Step 1 :Given that the researcher wishes to estimate the population proportion of adults who support labeling legislation for genetically modified organisms (GMOs) with a 95% confidence level and a margin of error of 3%, we can use the formula for the sample size of a proportion to find the minimum sample size needed.
Step 2 :The formula for the sample size of a proportion is \(n = \frac{Z^2 * p * (1-p)}{E^2}\), where n is the sample size, Z is the z-score for the desired confidence level, p is the estimated proportion, and E is the desired margin of error.
Step 3 :For a 95% confidence level, the z-score (Z) is 1.96. The desired margin of error (E) is 3%, or 0.03.

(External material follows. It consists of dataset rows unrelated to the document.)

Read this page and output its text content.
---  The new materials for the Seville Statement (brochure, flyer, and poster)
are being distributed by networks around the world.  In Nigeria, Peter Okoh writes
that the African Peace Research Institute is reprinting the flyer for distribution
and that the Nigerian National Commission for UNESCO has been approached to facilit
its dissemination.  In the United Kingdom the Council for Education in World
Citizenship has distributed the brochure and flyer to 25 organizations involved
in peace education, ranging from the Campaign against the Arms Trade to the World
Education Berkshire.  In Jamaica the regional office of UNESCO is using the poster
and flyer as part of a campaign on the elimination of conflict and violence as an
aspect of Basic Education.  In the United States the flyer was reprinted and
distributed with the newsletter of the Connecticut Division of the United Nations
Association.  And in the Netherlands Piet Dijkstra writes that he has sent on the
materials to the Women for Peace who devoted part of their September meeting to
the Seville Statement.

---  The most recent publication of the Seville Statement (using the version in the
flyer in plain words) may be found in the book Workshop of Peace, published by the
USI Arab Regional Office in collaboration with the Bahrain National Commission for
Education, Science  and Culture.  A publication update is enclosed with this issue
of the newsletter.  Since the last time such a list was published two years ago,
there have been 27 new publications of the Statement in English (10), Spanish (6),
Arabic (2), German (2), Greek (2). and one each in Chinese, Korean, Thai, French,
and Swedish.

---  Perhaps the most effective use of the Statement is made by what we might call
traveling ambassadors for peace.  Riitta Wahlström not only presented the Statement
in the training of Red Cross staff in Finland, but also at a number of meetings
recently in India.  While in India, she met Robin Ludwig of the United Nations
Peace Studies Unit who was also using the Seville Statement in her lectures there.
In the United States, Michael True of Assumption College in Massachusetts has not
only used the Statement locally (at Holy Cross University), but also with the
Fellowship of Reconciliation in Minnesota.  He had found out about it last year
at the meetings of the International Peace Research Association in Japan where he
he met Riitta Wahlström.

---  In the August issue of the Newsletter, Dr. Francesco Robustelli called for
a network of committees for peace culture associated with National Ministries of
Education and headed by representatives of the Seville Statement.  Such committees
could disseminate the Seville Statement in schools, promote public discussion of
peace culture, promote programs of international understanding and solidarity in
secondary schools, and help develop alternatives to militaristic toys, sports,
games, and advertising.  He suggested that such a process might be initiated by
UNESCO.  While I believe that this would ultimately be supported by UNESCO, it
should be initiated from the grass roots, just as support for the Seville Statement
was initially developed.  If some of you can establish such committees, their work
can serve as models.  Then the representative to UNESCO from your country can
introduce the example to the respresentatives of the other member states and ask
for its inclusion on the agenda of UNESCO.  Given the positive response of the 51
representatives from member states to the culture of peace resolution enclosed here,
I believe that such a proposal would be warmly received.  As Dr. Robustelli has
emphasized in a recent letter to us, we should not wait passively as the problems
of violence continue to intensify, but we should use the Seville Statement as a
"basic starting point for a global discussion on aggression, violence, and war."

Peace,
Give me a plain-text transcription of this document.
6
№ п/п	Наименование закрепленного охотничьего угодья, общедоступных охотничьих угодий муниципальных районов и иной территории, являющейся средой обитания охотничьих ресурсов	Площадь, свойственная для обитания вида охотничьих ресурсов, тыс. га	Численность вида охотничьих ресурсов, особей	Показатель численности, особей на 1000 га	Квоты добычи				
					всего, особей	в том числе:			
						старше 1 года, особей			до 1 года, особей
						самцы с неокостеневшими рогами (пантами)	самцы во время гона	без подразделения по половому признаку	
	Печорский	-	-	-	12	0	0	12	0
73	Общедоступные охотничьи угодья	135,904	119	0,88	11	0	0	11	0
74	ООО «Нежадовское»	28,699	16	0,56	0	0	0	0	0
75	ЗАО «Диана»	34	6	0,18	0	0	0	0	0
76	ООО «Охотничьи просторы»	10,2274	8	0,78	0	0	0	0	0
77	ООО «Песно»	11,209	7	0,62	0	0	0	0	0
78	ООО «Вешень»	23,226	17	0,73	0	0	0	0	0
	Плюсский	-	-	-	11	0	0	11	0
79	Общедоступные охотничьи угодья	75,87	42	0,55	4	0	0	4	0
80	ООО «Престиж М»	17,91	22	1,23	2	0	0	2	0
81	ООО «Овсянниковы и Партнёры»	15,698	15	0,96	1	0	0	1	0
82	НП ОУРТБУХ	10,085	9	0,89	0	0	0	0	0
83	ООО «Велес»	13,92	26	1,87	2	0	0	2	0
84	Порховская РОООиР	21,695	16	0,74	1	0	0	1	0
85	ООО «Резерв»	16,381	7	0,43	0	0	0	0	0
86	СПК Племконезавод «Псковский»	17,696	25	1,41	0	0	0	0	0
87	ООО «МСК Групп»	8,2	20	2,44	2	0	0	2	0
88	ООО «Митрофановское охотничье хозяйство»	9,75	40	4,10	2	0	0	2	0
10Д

Step 4 :For part (a), since no preliminary estimate is available, we use p = 0.5. Substituting these values into the formula, we get \(n = \frac{(1.96)^2 * 0.5 * (1-0.5)}{(0.03)^2}\), which simplifies to n = 1068.
Step 5 :For part (b), we use the estimate from the prior study, p = 0.78. Substituting these values into the formula, we get \(n = \frac{(1.96)^2 * 0.78 * (1-0.78)}{(0.03)^2}\), which simplifies to n = 733.
Step 6 :Comparing the results from parts (a) and (b), we can see that the minimum sample size needed is larger when no prior information is available.
Step 7 :Final Answer: The minimum sample size needed assuming that no prior information is available is \(\boxed{1068}\). The minimum sample size needed using a prior study that found that 78% of the respondents support labeling legislation is \(\boxed{733}\).